Gov. Mike Dunleavy introduced his state lottery bill in the Legislature Wednesday, Feb. 12. The governor had proposed the idea in his annual State of the State speech as a way to bring modest new revenues to the treasury, with abut $5 million to $10 million in net income to the state estimated.
“Alaska is one of only five states that does not have any form of a state lottery. I believe it is time we, as a state, have the conversation on the potential benefits that could come from a state lottery,” the governor said.
“Not only does this legislation have the potential of creating new business opportunities, the profits generated from lottery activities will be designated to K-12 education, domestic violence prevention programs, drug abuse prevention programs, foster care, and homelessness,” Dunleavy said in a statement.
Meanwhile, House Majority Leader Steve Thompson, R-Fairbanks, beat the governor to the punch by earlier introducing his own version of a state lottery, in House Bill 239. The bill was introduced Feb. 5. Thompson’s bill would set up an Alaska State Lottery Board within the Department of Revenue do organization and provide for operation.
Sales of tickets would be contracted through retail agents. Thompson’s bill would provide that any winner of a prize of $500,000 or more could request confidentiality. However, a state lottery could adverse affect existing charitable gaming activities such as bingo, pull-tabs and raffles that support nonprofits.
The governor’s bill, in Senate Bill 188 and House Bill 246, would create the Alaska Lottery Corporation as a new State-owned corporation within the Department of Revenue. The corporation would be governed by a seven-member Board appointed by the Governor. It would organize, operate, and regulate in-state and multi-state draw games, instant tickets, sports betting, and keno.
An Alaska lottery might not have a huge jackpot but having it authorized by the Legislature will allow Alaskans to participate in big multistate lotteries like Powerball, which can have very big cash prizes. Powerball is known for its massive jackpots, which in the past have reached $1.5 billion. Because it works across several states Powerball has become a de facto national lottery.
“In order to participate in Powerball or other multi-state such as Mega Millions, states must establish a state lottery,” Tim Spengler, an analyst with Legislative Research Division, wrote in a 2016 briefing paper. Almost all states authorizing a lottery have chosen to operate their own state lottery as well as allow citizens to participate in multi-state lotteries, which provide revenue for a variety of purposes, for K-12 education, environmental improvements, senior citizen benefits, scholarships and property tax relief, he wrote.

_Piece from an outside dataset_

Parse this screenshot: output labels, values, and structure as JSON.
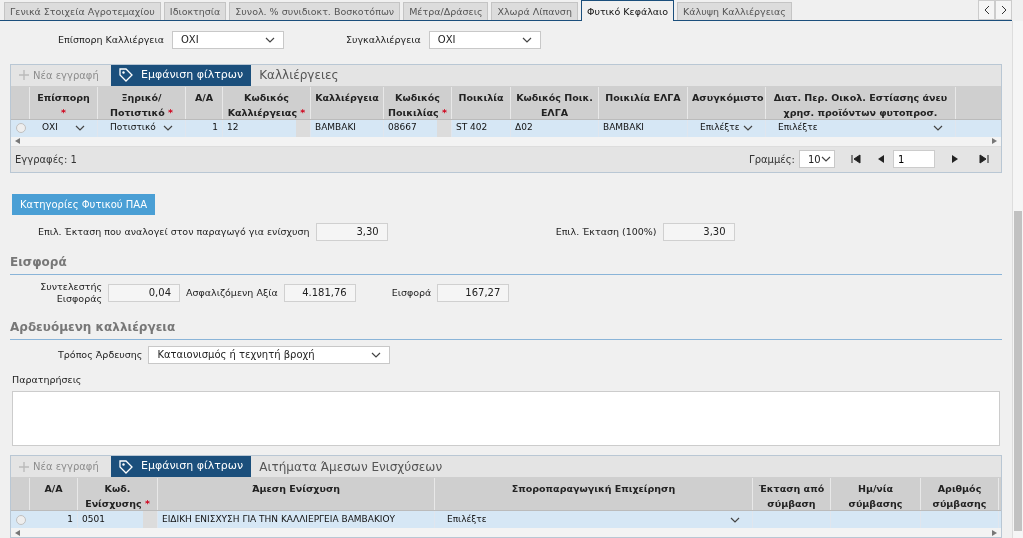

Lotteries are also an old idea long-established in the nation. “Lotteries in the United States date back to the beginnings of our country. From funding some of the first ships bound for Jamestown, to providing support for the construction of public buildings, roads and canals, lotteries were a critical tool for the growth and development of the original 13 colonies,” Thompson said.
In another development Wednesday Sen. Mike Shower, R-MatSu, introduced a proposed state constitutional amendment in Senate Joint Resolution 17 as well as a bill, Senate Bill 187, that would ban the practice of a legislative caucus, or group, imposing a binding obligation on members to support a budget or particular legislation. As practiced now in the Legislature the Binding Caucus Rule can disenfranchise voters in a district represented by a lawmaker who is disciplined and loses committee assignments and staff for not voting a certain way.
“The Binding Caucus Rule has existed for many years in the Alaska Legislature. It is typically used to require a binding vote on operating and capital budget bills and ‘procedural’ votes, like controlling the flow of bills to the floor of the House or Senate as well as other non-policy issues,” Shower said in a briefing for reporters.
“However, the rule has “morphed” well beyond its original intent and is now used to force votes on policy issues, “well beyond a simple budget adjournment issue,” he said.
Shower and Sen. Shelley Hughes, R-Mat-Su, along with Sen. Lora Reinbold, R-Eagle River, lost positions as chairs of major committees in the Senate on Jan. 21, at the start of the 2020 session, in retaliation for votes last spring, in the 2019 session, that were against the positions endorsed by the Senate Majority. They also lost staff, which undercut their ability to serve constituents.
Rep. Colleen Sullivan-Leonard, R-Mat-Su, who attended the briefing, said the effect of the retaliatory action was to diminish representation, because of reduced resources, to 70,000 Mat-Su residents who live in districts represented by Hughes and Shower.